Find a photo of yourself taken 10 years ago and display it on your blog along with a current photo. How have you changed since the day that photo was taken?
This is one of the few photos of me from ten years ago that I could find on my computer, and unfortunately all my photo albums are in boxes in my parent's basement 3,000+ miles away! Luckily for you though, I still have many of the photos from my earliest days with digital cameras on my computer, and I got my first digital camera for Christmas in 2004! I didn't take very many photos of myself of course, so what you're about to see is, I'm afraid, probably one of the most awkward photos of me you could have asked for. Brace yourselves...
Yep, that's 14-year old me, having been given a very unflattering makeover as you can see, with my hair frizzing beyond belief! So, how have I changed since then? Well, here's a fairly current photo of me, taken this past summer at the Bosherton Lily Ponds:
Now, it would be really easy to focus on the ways my life has changed in the last ten years, but I think that's all pretty obvious. So let's talk about a few of the ways I think I've changed and grown in my personality and attitudes.

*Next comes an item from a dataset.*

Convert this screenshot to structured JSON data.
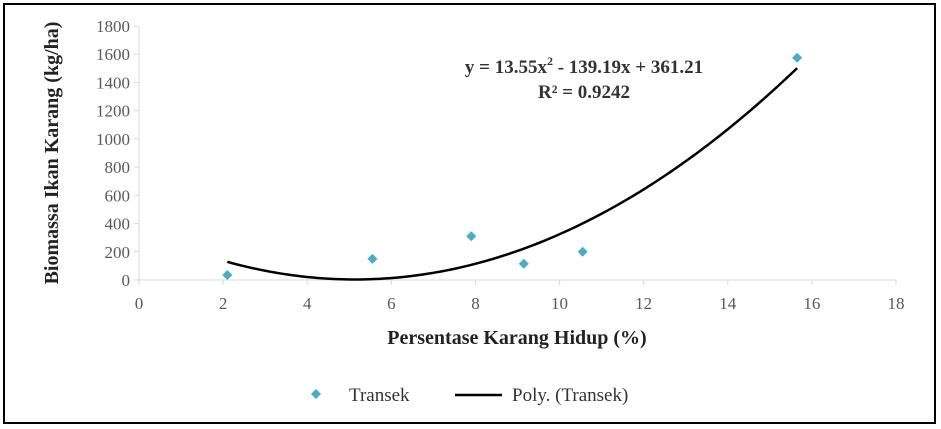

I (mostly) love my curly hair.
That's right, I've said it--something anyone who knew me when I was fourteen would be shocked to hear. At that age, I always kept my hair long enough to pull it back in a ponytail, and never wore it down--my friends would actually steal my hair ties and scrunchies to try and keep me from pulling it back. But most days now, I love my hair, especially since I've cut it short! While I still may be irritated by the frizziness and fluffiness at times, I really love its unpredictability. Yes, I still sometimes think my life would be easier with a different head of hair, but I'm reminded how much I love it when I wear it straight for more than just a day--by day two, I'm bored with it!
In college, while playing a game where we had to suggest one another's "secret talents", some friends decided that mine was definitely "taking things too far"--and this is true! It's not that I don't have a verbal filter, but it seems to get toned down in social situations. I'm highly likely to put my foot in my mouth or tell a joke and only afterwards realize that the people I'm with may not share my sense of humor--like at my work Christmas dinner when I was waiting at the bar to be served and told my colleague, who I'd only met once before that night, that I just needed to "take my tits out" to get served sooner (my exact words). Only once I'd spoken did I realize I wasn't sure if he knew me well enough to realize it was a joke, and had to quickly clarify (luckily, he'd caught on). As a teenager, I was so conscious of my "awkwardness" and always afraid to say or do the wrong thing. I would spend hours replaying those moments I could have done differently, moments which, in reality, the other parties involved would probably barely remember (yet I can still remember them now). But now, I embrace the fact that "taking things too far", or letting go of my verbal censor, is a part of me--and laugh along with everyone else in these moments without any embarrassment.
I like cake.
I used to use this fact--well, the opposite of it, "I don't like cake"--any time I had to do one of those "two truths and a lie" icebreakers--and it was one of my truths. Those days are no more! I think my family is still probably adjusting to this one because I hated cake from my first birthday all the way up until my twenty-first. I don't know what changed my mind, really--I just remember trying a piece of cake at an event of some kind at college (because who turns down free food?) and actually liking it! I'm still a little picky about what kinds of cake I'll eat, but it's definitely a change!
I think if my fourteen-year-old self met me today, she'd be jealous. Not of the cake eating thing, but of seeing someone who wears her crazy curly hair as confidently as she laughs at her own "foot-meet-mouth" moments. And if I could meet my younger self, I wouldn't tell her anything about the future and I wouldn't try to tell her anything life-changing. I would just tell her, "If you like who you see in me, hang in there--you'll get there."